The 43-year-old West Kelowna athlete joins an exclusive club - only 25 people in the world have completed that distance in water colder than 5C wearing only a single cap and a swimsuit.
"I feel good but I need to get in the shower now and warm up," a shivering Duffield said after emerging with bright red skin from Gellatly Bay on the Westside to cheers from two dozen supporters.
Assisted by his wife, Angelique, he immediately donned a fleece jacket and tuque, drank hot sports liquids, placed hot water bottles under each arm, then put on a ski jacket, sweatpants and snow boots.
Duffield immediately climbed into a vehicle with its heater on full and was whisked away to his nearby home to complete the warming process.
He didn't need assistance from waiting paramedics, accompanied by their supervisor.
"Clockwork," commented Dr. Mark Fromberg, who monitored Duffield's progress from the shoreline.
"You couldn't ask for a better result. I knew he could do this; he's been training really well. He's cold right now but it's amazing how quickly he recovers. It takes a special bit of discipline to stay calm in this kind of circumstance, but Paul has the right kind of demeanor to do that. It's all about mental control. I am very proud of him."
"It was way better than I was expecting," said John Smirl, Okanagan Masters Swim Club coach who encouraged Duffield from a kayak and documented a distance of 1.75 kilometres in a time of 36:50. "The stroke looked really, really good the whole time. He was very conversant, coherent. It was the best possible scenario. That was a really, really well-done swim. It was awesome."
Beforehand, Duffield told reporters he was looking forward to the swim, since "I'm always one who loves a challenge."
After reading about the International Ice Swimming Association at the beginning of the year, he kept the challenge in the back of his mind as he trained spring through fall with five friends, all master swimmers, for a Lake Monsters team relay across the English Channel in July 2013.
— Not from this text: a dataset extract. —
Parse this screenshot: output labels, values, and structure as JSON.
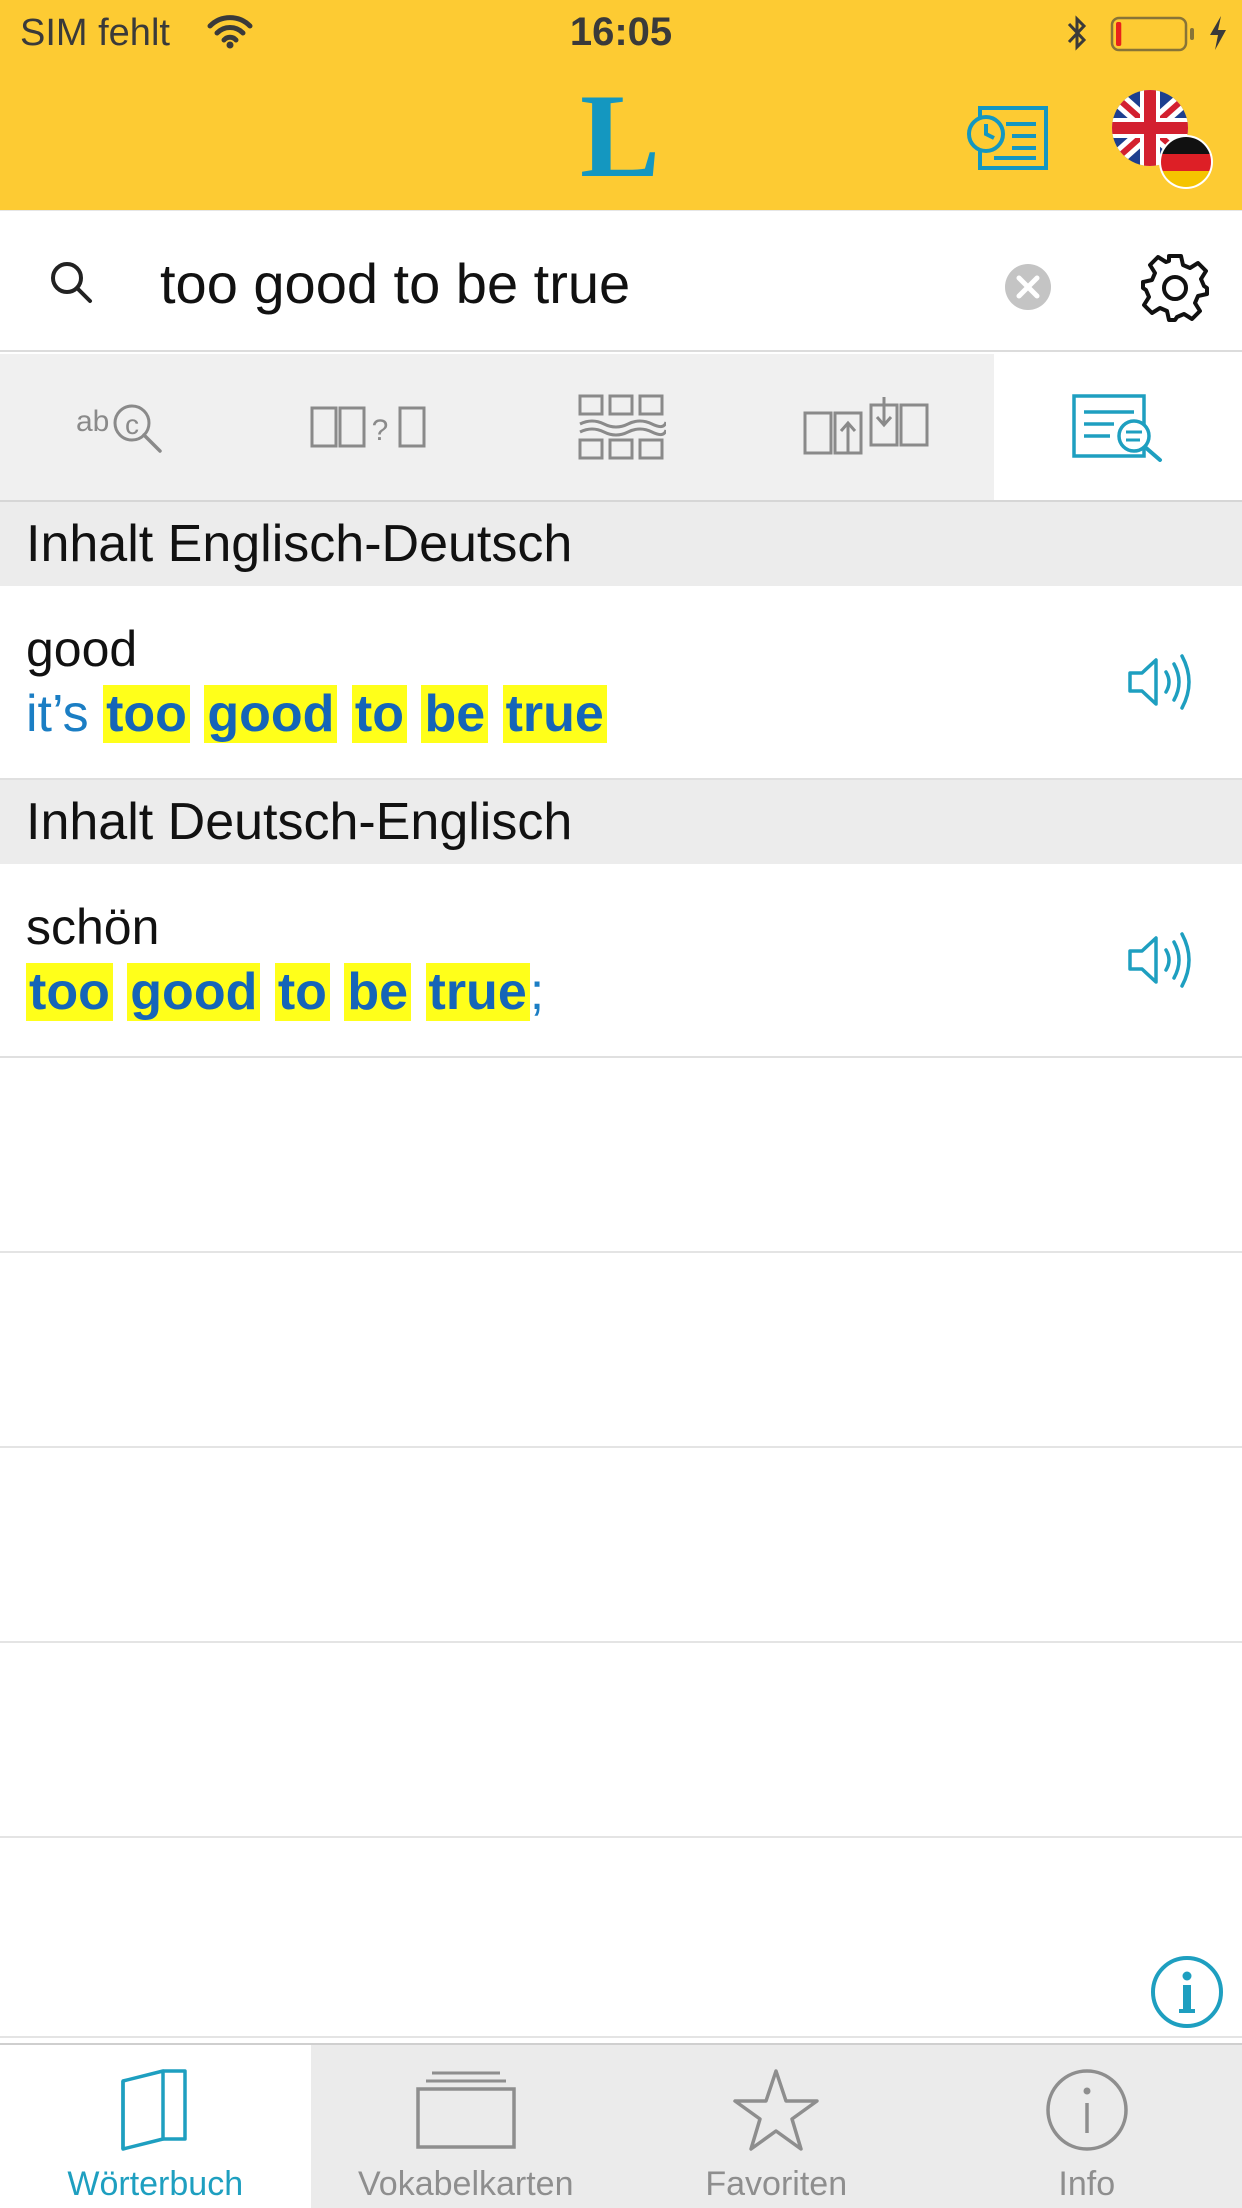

"When they decided they'd had enough of swimming outdoors, I thought let's see just how far into the winter I can keep swimming. As I got close to the required distance for the Ice Mile, as they call it, and close to the temperature in the lake, I thought, well, let's give it a go and see if I can do the official ice swim," he said.
"It certainly is an extreme challenge. There have been 40 swims by 25 swimmers around the world. It's as much a mental challenge as a physical challenge.
"The physical is obviously the pain of the cold. If you are not mentally prepared, then the physical will just take over and you won't succeed," he added.
"It's a case of visualizing the end, looking at the people on the shoreline cheering me on and taking the energy from the people there and hopefully, I'll be successful."
He took advice from U.S. cold water swimmer Lynne Cox who said in her book, Swimming to Antarctica: "If you focus on the cold, you're focusing on something that is not going to get you to where you want to be."
Duffield said he's heard two words from people the week before Sunday's swim: "crazy" and "why?"
"Am I insane? Maybe. I don't know. I passed a physical earlier in the week, so physically I'm prepared for it. Mentally? There may still be a few questions to answer there," he said with a laugh.
When Duffield first considered the challenge, he spoke to the first female to complete an ice swim, Cecilia Schutte in South Africa. She gave him tips on training and mental preparation. He also spoke to the foundation founder about fulfilling all the requirements.